I may have been rely on CUB for so long that I start to forget the implementation for device reduction… I believe in implementing device reduction, we first do block reduction, and somehow add sums from all blocks. As there is no way to share data efficiently across blocks, do we launch multiple kernels to shrink the size of array each time a kernel is launched till the size of array finally fit in the size of a single CUDA block? I can only recall what happens in a block reduction: we first do warp reduction across the block and then use the first warp to add the sums from all the warps stored in shared memory. Maybe things are the same at device level with the only difference that sums are shared in an array of global memory across blocks?
Is it a summation (integer? float?) or a more complicated reduction?
It is also possible to use global atomics, either atomicAdd or CAS for reducing between blocks without starting a new kernel.
Not saying that it would necessarily be faster in your case. It depends.
We can think of reduction as arithmetic summation for simplicity. According to my experience, atomicAdd on global memory can be very slow as every thread is executing a while loop of atomicCAS. The situation may be better in this case, due to relatively small number of blocks as compared to threads.
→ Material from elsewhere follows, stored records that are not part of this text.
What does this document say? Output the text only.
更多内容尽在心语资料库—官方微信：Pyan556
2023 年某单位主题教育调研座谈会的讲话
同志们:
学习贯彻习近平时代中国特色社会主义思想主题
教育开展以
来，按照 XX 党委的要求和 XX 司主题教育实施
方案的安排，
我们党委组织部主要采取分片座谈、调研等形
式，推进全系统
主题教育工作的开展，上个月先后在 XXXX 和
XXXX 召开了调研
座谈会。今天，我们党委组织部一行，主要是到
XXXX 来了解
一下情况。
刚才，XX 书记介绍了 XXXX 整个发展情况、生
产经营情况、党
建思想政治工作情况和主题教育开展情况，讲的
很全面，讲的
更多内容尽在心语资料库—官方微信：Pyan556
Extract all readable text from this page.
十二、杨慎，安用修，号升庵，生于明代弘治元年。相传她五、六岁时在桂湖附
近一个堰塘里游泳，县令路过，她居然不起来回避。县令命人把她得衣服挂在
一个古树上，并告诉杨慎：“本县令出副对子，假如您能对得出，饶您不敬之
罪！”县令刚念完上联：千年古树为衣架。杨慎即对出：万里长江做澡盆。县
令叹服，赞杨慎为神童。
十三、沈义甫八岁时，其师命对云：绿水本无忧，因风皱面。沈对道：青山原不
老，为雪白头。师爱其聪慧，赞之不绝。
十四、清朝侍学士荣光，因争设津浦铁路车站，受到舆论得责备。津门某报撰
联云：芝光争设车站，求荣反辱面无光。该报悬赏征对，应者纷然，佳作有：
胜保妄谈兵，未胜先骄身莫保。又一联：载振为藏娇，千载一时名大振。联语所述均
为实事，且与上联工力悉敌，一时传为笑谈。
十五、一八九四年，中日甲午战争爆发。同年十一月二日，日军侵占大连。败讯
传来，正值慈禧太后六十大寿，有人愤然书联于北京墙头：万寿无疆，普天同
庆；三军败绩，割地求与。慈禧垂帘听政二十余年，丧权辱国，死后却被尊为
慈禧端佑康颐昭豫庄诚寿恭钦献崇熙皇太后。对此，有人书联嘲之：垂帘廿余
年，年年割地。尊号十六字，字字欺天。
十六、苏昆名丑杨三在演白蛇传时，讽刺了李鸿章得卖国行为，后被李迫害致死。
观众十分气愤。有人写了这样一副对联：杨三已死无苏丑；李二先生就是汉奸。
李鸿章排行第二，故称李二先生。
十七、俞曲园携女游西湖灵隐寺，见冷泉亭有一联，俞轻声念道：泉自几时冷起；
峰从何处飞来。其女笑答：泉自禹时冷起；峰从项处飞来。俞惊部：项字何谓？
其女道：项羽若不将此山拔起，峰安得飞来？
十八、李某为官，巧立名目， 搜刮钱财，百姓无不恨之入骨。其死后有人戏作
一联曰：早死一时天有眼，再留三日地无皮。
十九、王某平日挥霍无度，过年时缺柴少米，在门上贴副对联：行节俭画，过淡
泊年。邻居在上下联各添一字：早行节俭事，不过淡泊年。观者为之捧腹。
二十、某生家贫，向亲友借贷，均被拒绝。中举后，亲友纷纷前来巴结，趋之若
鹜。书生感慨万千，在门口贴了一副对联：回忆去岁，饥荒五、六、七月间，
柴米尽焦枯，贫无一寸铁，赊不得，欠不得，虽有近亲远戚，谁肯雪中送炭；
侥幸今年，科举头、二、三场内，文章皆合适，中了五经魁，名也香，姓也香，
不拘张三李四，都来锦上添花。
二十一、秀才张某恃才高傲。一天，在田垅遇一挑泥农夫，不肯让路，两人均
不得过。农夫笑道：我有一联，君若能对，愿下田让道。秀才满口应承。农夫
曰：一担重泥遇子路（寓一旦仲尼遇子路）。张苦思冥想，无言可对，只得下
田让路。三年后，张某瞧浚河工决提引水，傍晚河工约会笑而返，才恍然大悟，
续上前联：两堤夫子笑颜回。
On the other hand, storing results in a buffer using global memory and do repetitive rounds of block reduction may not be that formidable, as a whole while loop may be executed in a single kernel, and memory can be reused for all the rounds of block reduction. The while loop stops when the data size is below or equal to the size of each block. I start to recall different ways to do it.
If some operations (e.g. integer addition, minimum, maximum) can be processed in small arithmetic units integrated into the memory hierarchy, no while loop as with atomicCAS is necessary.
Depending on whether the result is needed or not, the threads could even choose not to wait.